Many listed companies are now starting to prepare for the 2021 annual general meeting (“AGM”) season and plan their next annual report.
This note summarises what we think will be some of the key agenda items for 2021.
On 18 January 2021, the Investment Association (“IA”) published its shareholder priorities for listed companies in 2021. The publication:
- Assesses the progress made by listed companies on the four areas identified by investors as critical drivers of long-term value at the time of publication of the shareholder priorities for 2020;
- Sets outs IA member expectations for 2021; and
- Describes the approach which its corporate governance research service, the Institutional Voting Information Service (“IVIS”), will take to analyse these issues for companies with year-ends on or after 31 December 2020. This includes a summary of the IVIS questions and colour top approach for 2021.

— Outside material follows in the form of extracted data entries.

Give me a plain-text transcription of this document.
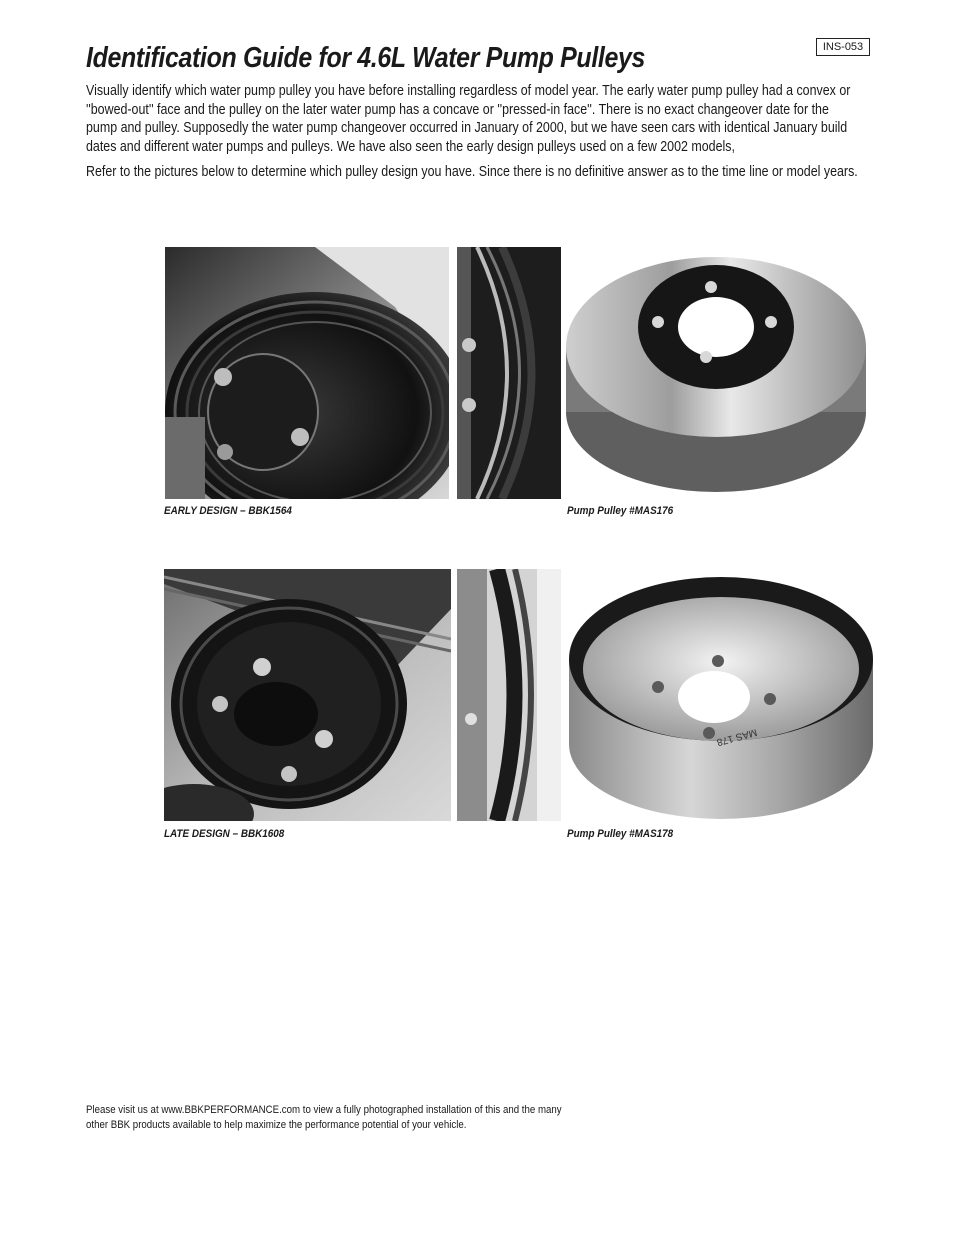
INS-053
Identification Guide for 4.6L Water Pump Pulleys

Visually identify which water pump pulley you have before installing regardless of model year. The early water pump pulley had a convex or ''bowed-out'' face and the pulley on the later water pump has a concave or ''pressed-in face''. There is no exact changeover date for the pump and pulley. Supposedly the water pump changeover occurred in January of 2000, but we have seen cars with identical January build dates and different water pumps and pulleys. We have also seen the early design pulleys used on a few 2002 models,

Refer to the pictures below to determine which pulley design you have. Since there is no definitive answer as to the time line or model years.

EARLY DESIGN – BBK1564	Pump Pulley #MAS176
MAS 178
LATE DESIGN – BBK1608	Pump Pulley #MAS178
Please visit us at www.BBKPERFORMANCE.com to view a fully photographed installation of this and the many
other BBK products available to help maximize the performance potential of your vehicle.
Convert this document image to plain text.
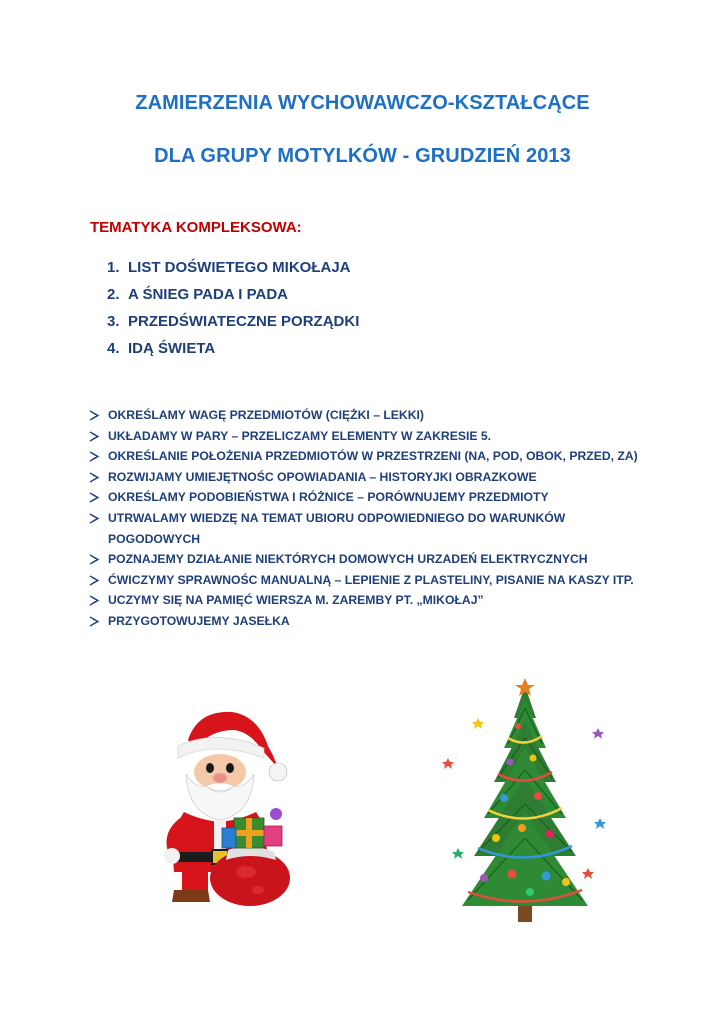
ZAMIERZENIA WYCHOWAWCZO-KSZTAŁCĄCE
DLA GRUPY MOTYLKÓW - GRUDZIEŃ 2013
TEMATYKA KOMPLEKSOWA:
1. LIST DOŚWIETEGO MIKOŁAJA
2. A ŚNIEG PADA I PADA
3. PRZEDŚWIATECZNE PORZĄDKI
4. IDĄ ŚWIETA
OKREŚLAMY WAGĘ PRZEDMIOTÓW (CIĘŻKI – LEKKI)
UKŁADAMY W PARY – PRZELICZAMY ELEMENTY W ZAKRESIE 5.
OKREŚLANIE POŁOŻENIA PRZEDMIOTÓW W PRZESTRZENI (NA, POD, OBOK, PRZED, ZA)
ROZWIJAMY UMIEJĘTNOŚC OPOWIADANIA – HISTORYJKI OBRAZKOWE
OKREŚLAMY PODOBIEŃSTWA I RÓŻNICE – PORÓWNUJEMY PRZEDMIOTY
UTRWALAMY WIEDZĘ NA TEMAT UBIORU ODPOWIEDNIEGO DO WARUNKÓW POGODOWYCH
POZNAJEMY DZIAŁANIE NIEKTÓRYCH DOMOWYCH URZADEŃ ELEKTRYCZNYCH
ĆWICZYMY SPRAWNOŚC MANUALNĄ – LEPIENIE Z PLASTELINY, PISANIE NA KASZY ITP.
UCZYMY SIĘ NA PAMIĘĆ WIERSZA M. ZAREMBY PT. „MIKOŁAJ”
PRZYGOTOWUJEMY JASEŁKA
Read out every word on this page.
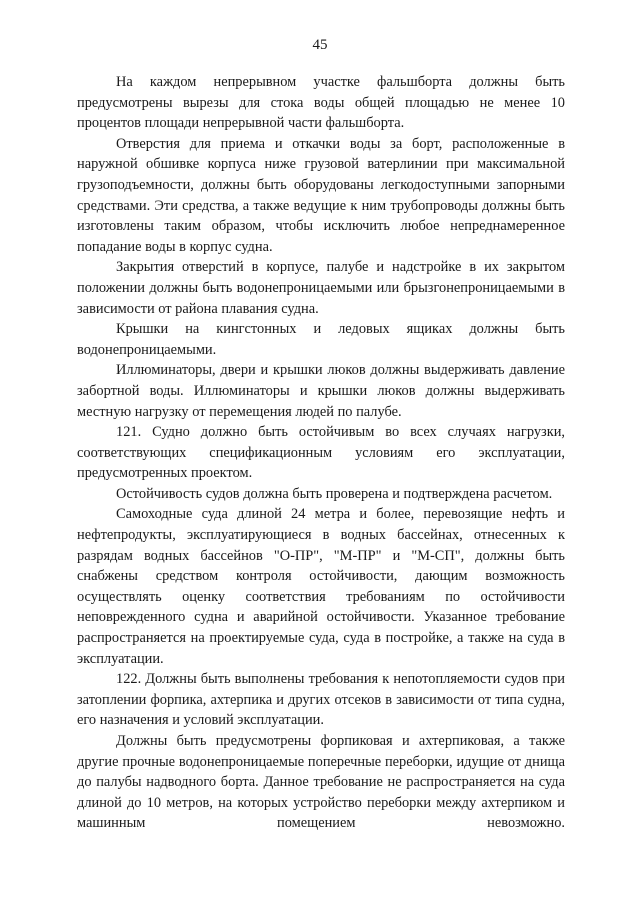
45

На каждом непрерывном участке фальшборта должны быть предусмотрены вырезы для стока воды общей площадью не менее 10 процентов площади непрерывной части фальшборта.

Отверстия для приема и откачки воды за борт, расположенные в наружной обшивке корпуса ниже грузовой ватерлинии при максимальной грузоподъемности, должны быть оборудованы легкодоступными запорными средствами. Эти средства, а также ведущие к ним трубопроводы должны быть изготовлены таким образом, чтобы исключить любое непреднамеренное попадание воды в корпус судна.

Закрытия отверстий в корпусе, палубе и надстройке в их закрытом положении должны быть водонепроницаемыми или брызгонепроницаемыми в зависимости от района плавания судна.

Крышки на кингстонных и ледовых ящиках должны быть водонепроницаемыми.

Иллюминаторы, двери и крышки люков должны выдерживать давление забортной воды. Иллюминаторы и крышки люков должны выдерживать местную нагрузку от перемещения людей по палубе.

121. Судно должно быть остойчивым во всех случаях нагрузки, соответствующих спецификационным условиям его эксплуатации, предусмотренных проектом.

Остойчивость судов должна быть проверена и подтверждена расчетом.

Самоходные суда длиной 24 метра и более, перевозящие нефть и нефтепродукты, эксплуатирующиеся в водных бассейнах, отнесенных к разрядам водных бассейнов "О-ПР", "М-ПР" и "М-СП", должны быть снабжены средством контроля остойчивости, дающим возможность осуществлять оценку соответствия требованиям по остойчивости неповрежденного судна и аварийной остойчивости. Указанное требование распространяется на проектируемые суда, суда в постройке, а также на суда в эксплуатации.

122. Должны быть выполнены требования к непотопляемости судов при затоплении форпика, ахтерпика и других отсеков в зависимости от типа судна, его назначения и условий эксплуатации.

Должны быть предусмотрены форпиковая и ахтерпиковая, а также другие прочные водонепроницаемые поперечные переборки, идущие от днища до палубы надводного борта. Данное требование не распространяется на суда длиной до 10 метров, на которых устройство переборки между ахтерпиком и машинным помещением невозможно.
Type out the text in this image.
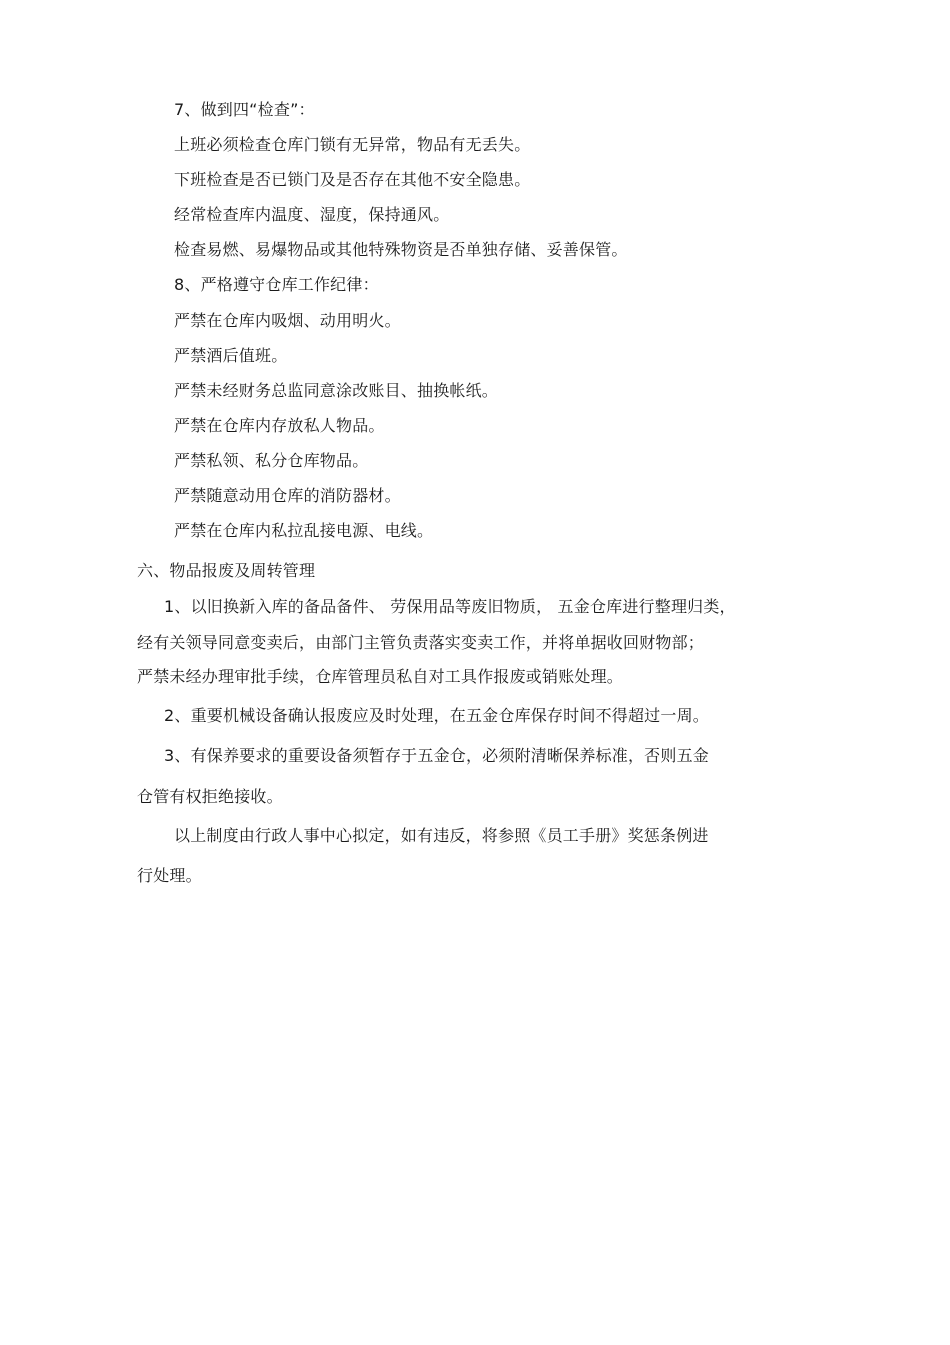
7、做到四“检查”：
上班必须检查仓库门锁有无异常，物品有无丢失。
下班检查是否已锁门及是否存在其他不安全隐患。
经常检查库内温度、湿度，保持通风。
检查易燃、易爆物品或其他特殊物资是否单独存储、妥善保管。
8、严格遵守仓库工作纪律：
严禁在仓库内吸烟、动用明火。
严禁酒后值班。
严禁未经财务总监同意涂改账目、抽换帐纸。
严禁在仓库内存放私人物品。
严禁私领、私分仓库物品。
严禁随意动用仓库的消防器材。
严禁在仓库内私拉乱接电源、电线。
六、物品报废及周转管理
1、以旧换新入库的备品备件、 劳保用品等废旧物质， 五金仓库进行整理归类，
经有关领导同意变卖后，由部门主管负责落实变卖工作，并将单据收回财物部；
严禁未经办理审批手续，仓库管理员私自对工具作报废或销账处理。
2、重要机械设备确认报废应及时处理，在五金仓库保存时间不得超过一周。
3、有保养要求的重要设备须暂存于五金仓，必须附清晰保养标准，否则五金
仓管有权拒绝接收。
以上制度由行政人事中心拟定，如有违反，将参照《员工手册》奖惩条例进
行处理。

The Department for Business, Energy and Industrial Strategy has opened a consultation on the Government’s proposed approach to restricting the use of corporate directors as part of its larger package to enhance corporate transparency, reform Companies House and fight economic crime in the UK.
On the one hand, corporate directors may be seen to weaken corporate governance by preventing individual accountability yet on the other, they may be a useful and legitimate option.
The law as it stands requires that only one director on a company’s board be a “natural” person and any number may be corporate directors. Provision to prohibit the use of corporate directors was made in the Small Business, Enterprise and Employment Act 2015 but this has yet to come into force. Accordingly, the consultation is looking at what exceptions to the prohibition on corporate directors should be introduced so as to achieve an effective balance between their legitimate and “smoke-screen” use.
- The Government intends to introduce regulations that create a “principles” based exception to the prohibition. The principle is essentially that a company can be appointed as a director if:
all of its directors are, in turn, natural persons; and
- those natural person directors are, prior to the corporate director appointment, subject to the Companies House identity verification process.
Responses are due by 03 February 2021.
The covering letter to chairs of remuneration committees of FTSE 350 companies highlights the main (minor) changes to the IA principles which essentially seek to clarify investor expectations on the following issues:
The use of non-financial performance measures, in particular environmental, social and governance (“ESG”) related measures – on trend with companies increasingly incorporating material ESG risks into their incentive plans, companies will need to ensure ESG performance conditions are clearly linked to the company’s strategy. However, the IA’s view remains that financial targets should comprise the majority of any annual bonus.
Deferral of bonuses – where a bonus opportunity is more than 100% of salary, a proportion should always be deferred into shares, not given as cash.
Post-employment shareholding requirements – companies should explain what mechanisms are in place to enforce shareholding policies once a director has left the company.
The FRC have published a discussion paper in which they question whether the traditional concept of the annual report remains fit for purpose. Arguably, annual reports are too long, impenetrable and fragmented. In looking at the future of corporate reporting, the challenge is how to balance the need for more concise reporting against demands for more transparency.